Hybrid-Functional Study of Native Defects and W/Mo-Doped in Monoclinic-Bismuth Vanadate

Monoclinic scheelite (ms) BiVO4 is recognized as one of the most promising photocatalyst materials due to its band gap as well as band-edge positions. Several theoretical and experimental works have been dedicated to improving the photocatalytic activity of ms-BiVO4. It has been reported that doping ms-BiVO4 with either W or Mo can enhance its photocatalytic activity compared to the undoped one. Further, codoping with W and Mo can improve the photocatalytic activity. Here, we systematically investigate all native and W/Mo-related defects in ms-BiVO4 by using density functional theory with hybrid functional. For undoped ms-BiVO4, we reveal that vacancies are the most dominant intrinsic defects and these defects compensate themselves leading to moderate n-type conductivity in O-poor growth condition.

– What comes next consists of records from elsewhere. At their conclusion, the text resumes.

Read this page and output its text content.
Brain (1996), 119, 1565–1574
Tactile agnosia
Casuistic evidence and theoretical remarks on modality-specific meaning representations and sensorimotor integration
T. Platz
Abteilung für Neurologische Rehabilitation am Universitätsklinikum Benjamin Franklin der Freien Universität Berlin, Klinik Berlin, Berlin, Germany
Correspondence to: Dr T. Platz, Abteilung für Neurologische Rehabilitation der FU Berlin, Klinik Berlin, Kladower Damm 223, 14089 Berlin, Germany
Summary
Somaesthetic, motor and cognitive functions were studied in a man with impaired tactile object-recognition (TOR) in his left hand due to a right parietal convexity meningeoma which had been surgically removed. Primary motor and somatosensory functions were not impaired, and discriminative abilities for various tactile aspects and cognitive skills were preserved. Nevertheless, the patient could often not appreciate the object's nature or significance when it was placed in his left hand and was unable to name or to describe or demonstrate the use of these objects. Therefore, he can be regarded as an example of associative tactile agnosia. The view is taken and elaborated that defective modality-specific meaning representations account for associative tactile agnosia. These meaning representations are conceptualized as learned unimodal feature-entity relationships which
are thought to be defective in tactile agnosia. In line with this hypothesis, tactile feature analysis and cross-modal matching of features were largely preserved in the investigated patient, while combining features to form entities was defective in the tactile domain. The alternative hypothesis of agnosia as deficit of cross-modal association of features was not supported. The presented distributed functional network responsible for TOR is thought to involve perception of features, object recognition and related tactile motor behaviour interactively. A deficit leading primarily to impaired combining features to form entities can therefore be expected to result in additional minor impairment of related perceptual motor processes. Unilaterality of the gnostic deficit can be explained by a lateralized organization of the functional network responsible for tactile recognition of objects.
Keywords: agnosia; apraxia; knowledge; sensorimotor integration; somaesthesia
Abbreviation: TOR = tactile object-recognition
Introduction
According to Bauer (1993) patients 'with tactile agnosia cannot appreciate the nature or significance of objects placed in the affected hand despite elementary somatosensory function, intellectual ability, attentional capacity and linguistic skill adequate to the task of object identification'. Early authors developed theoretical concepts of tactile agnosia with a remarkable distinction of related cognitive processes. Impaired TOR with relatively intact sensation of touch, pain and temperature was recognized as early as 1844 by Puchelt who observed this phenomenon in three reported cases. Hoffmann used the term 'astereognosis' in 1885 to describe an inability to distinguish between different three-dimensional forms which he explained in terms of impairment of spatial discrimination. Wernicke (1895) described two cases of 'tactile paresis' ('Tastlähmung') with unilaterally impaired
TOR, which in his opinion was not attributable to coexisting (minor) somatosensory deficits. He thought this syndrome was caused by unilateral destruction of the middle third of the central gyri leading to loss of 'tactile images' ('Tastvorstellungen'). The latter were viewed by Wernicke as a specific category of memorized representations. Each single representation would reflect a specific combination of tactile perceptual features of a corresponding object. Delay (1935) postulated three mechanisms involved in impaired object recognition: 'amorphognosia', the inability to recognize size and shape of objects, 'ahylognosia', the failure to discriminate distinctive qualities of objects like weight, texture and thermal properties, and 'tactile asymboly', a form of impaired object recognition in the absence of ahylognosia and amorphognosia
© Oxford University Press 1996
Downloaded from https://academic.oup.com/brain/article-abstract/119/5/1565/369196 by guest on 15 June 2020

For W/Mo-doped ms-BiVO4, W and Mo are likely to substitute for V atom under all crystal growth conditions. While WV defect is a shallow donor, MoV defect creates a defect level below the conduction band edge. This implies that doping with W can gain more photocatalytic efficiency, which agrees well with experiment. Interestingly, we find that two donors, i.e., WV and MoV defects, prefer to form a complex defect becoming a shallow double donor. This can improve the electrical conductivity of W/Mo-codoped ms-BiVO4, which helps enhance its photocatalytic performance. In addition, the formation of donor–donor complexes is quite stable and helps improve material property.